In this manuscript, we have made use of the CompTox Chemicals Dashboard as a host for lists of chemical structures, both undeuterated and HDX versions. Each of these lists required manual registration of the chemical structures (deuterated and undeuterated) into the underlying DSSTox database in order to be exposed via the Dashboard [26]. If the HDX approach proves to be of general value in analysis, the development of “HDX versions” of chemicals at registration may be possible, requiring the generation of deuterium-labeled forms of the chemicals to save as “related substances” by default. In many ways, this is similar to the generation of “MS-Ready” forms of the chemicals [40] that utilizes transformations of input chemicals to provide desalted, non-stereospecific forms to support mass spectrometry analyses. The generation of HDX forms of the chemicals could be done via the jar provided in the ESM or via the implementation of a set of transformation rules (e.g., D-exchange of OH, SH, NH, NH2, etc.) to provide the HDX-related substance to support this type of analysis.
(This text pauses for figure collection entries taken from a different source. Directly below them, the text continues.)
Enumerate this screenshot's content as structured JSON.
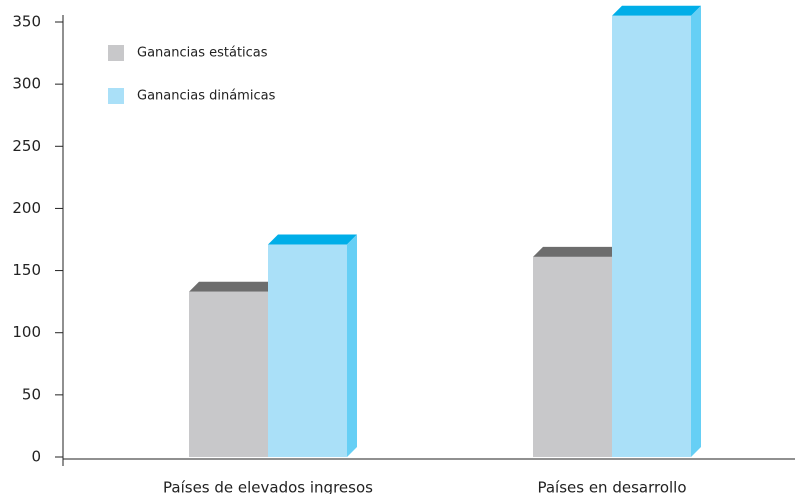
{
  "chart_data": {
    "type": "bar3d",
    "categories": [
      "Países de elevados ingresos",
      "Países en desarrollo"
    ],
    "series": [
      {
        "name": "Ganancias estáticas",
        "color": "#c8c8ca",
        "top_color": "#6d6d6d",
        "values": [
          133,
          161
        ]
      },
      {
        "name": "Ganancias dinámicas",
        "color": "#aae0f8",
        "top_color": "#00aee8",
        "side_color": "#66cff5",
        "values": [
          171,
          355
        ]
      }
    ],
    "ylim": [
      0,
      350
    ],
    "yticks": [
      0,
      50,
      100,
      150,
      200,
      250,
      300,
      350
    ],
    "legend": "upper left"
  }
}
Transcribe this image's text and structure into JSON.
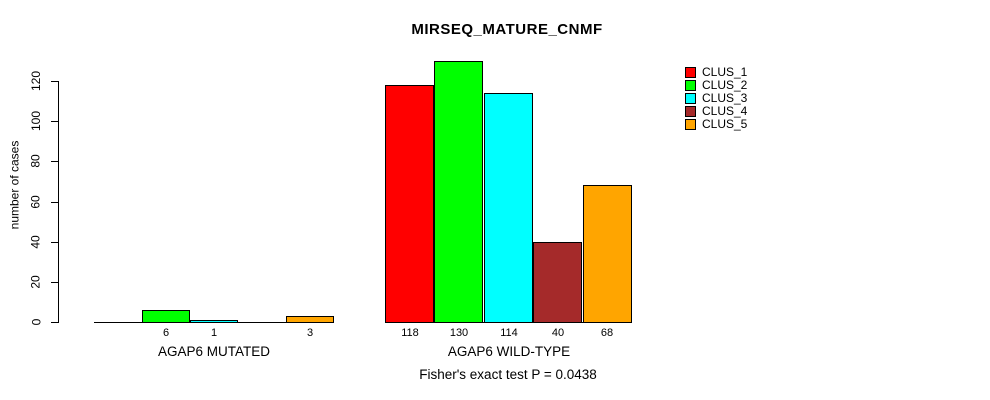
{
  "chart_data": {
    "type": "bar",
    "title": "MIRSEQ_MATURE_CNMF",
    "ylabel": "number of cases",
    "ylim": [
      0,
      130
    ],
    "yticks": [
      0,
      20,
      40,
      60,
      80,
      100,
      120
    ],
    "grid": false,
    "legend_position": "top-right",
    "series_names": [
      "CLUS_1",
      "CLUS_2",
      "CLUS_3",
      "CLUS_4",
      "CLUS_5"
    ],
    "series_colors": [
      "#ff0000",
      "#00ff00",
      "#00ffff",
      "#a52a2a",
      "#ffa500"
    ],
    "groups": [
      {
        "label": "AGAP6 MUTATED",
        "values": [
          0,
          6,
          1,
          0,
          3
        ]
      },
      {
        "label": "AGAP6 WILD-TYPE",
        "values": [
          118,
          130,
          114,
          40,
          68
        ]
      }
    ],
    "annotation": "Fisher's exact test P = 0.0438"
  }
}
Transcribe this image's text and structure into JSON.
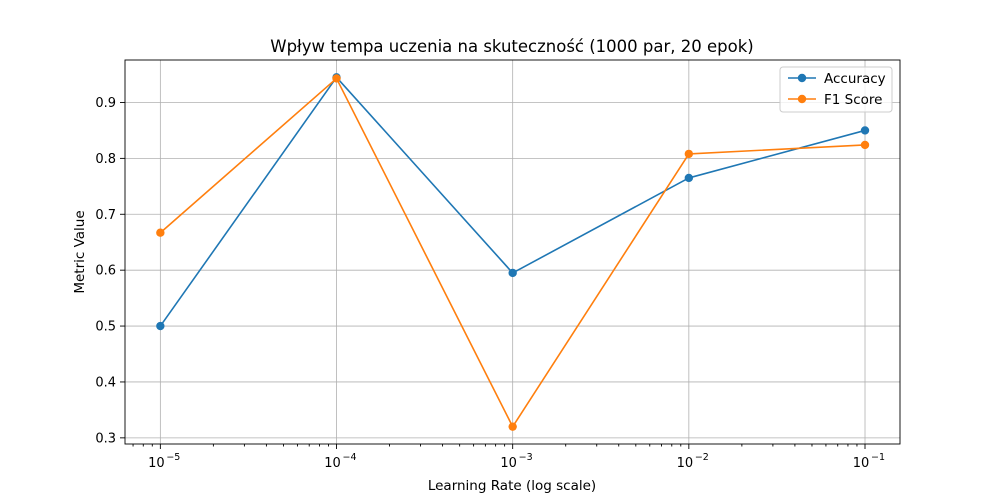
{
  "chart_data": {
    "type": "line",
    "title": "Wpływ tempa uczenia na skuteczność (1000 par, 20 epok)",
    "xlabel": "Learning Rate (log scale)",
    "ylabel": "Metric Value",
    "xscale": "log",
    "x": [
      1e-05,
      0.0001,
      0.001,
      0.01,
      0.1
    ],
    "x_tick_labels": [
      {
        "base": "10",
        "exp": "−5"
      },
      {
        "base": "10",
        "exp": "−4"
      },
      {
        "base": "10",
        "exp": "−3"
      },
      {
        "base": "10",
        "exp": "−2"
      },
      {
        "base": "10",
        "exp": "−1"
      }
    ],
    "yticks": [
      0.3,
      0.4,
      0.5,
      0.6,
      0.7,
      0.8,
      0.9
    ],
    "y_tick_labels": [
      "0.3",
      "0.4",
      "0.5",
      "0.6",
      "0.7",
      "0.8",
      "0.9"
    ],
    "xlim": [
      6.3e-06,
      0.158
    ],
    "ylim": [
      0.289,
      0.976
    ],
    "grid": true,
    "legend_position": "top-right",
    "series": [
      {
        "name": "Accuracy",
        "color": "#1f77b4",
        "marker": "circle",
        "values": [
          0.5,
          0.945,
          0.595,
          0.765,
          0.85
        ]
      },
      {
        "name": "F1 Score",
        "color": "#ff7f0e",
        "marker": "circle",
        "values": [
          0.667,
          0.943,
          0.32,
          0.808,
          0.824
        ]
      }
    ]
  }
}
Alternatively, a “HDX download file” could be provided of the predicted HDX forms of the entire CompTox database, if external users would find this useful.

Due to the methodological and experimental efforts, it is considered unlikely that HDX experiments will be applied to NTS of environmental samples on a regular basis (in contrast to stable isotope labelling in certain metabolomics experiments); however, in special cases, it may offer crucial help in identification. These cases include the screening for toxicologically relevant compounds such as amines or phenols where HDX can be expected to provide detailed structural information, as demonstrated in this study.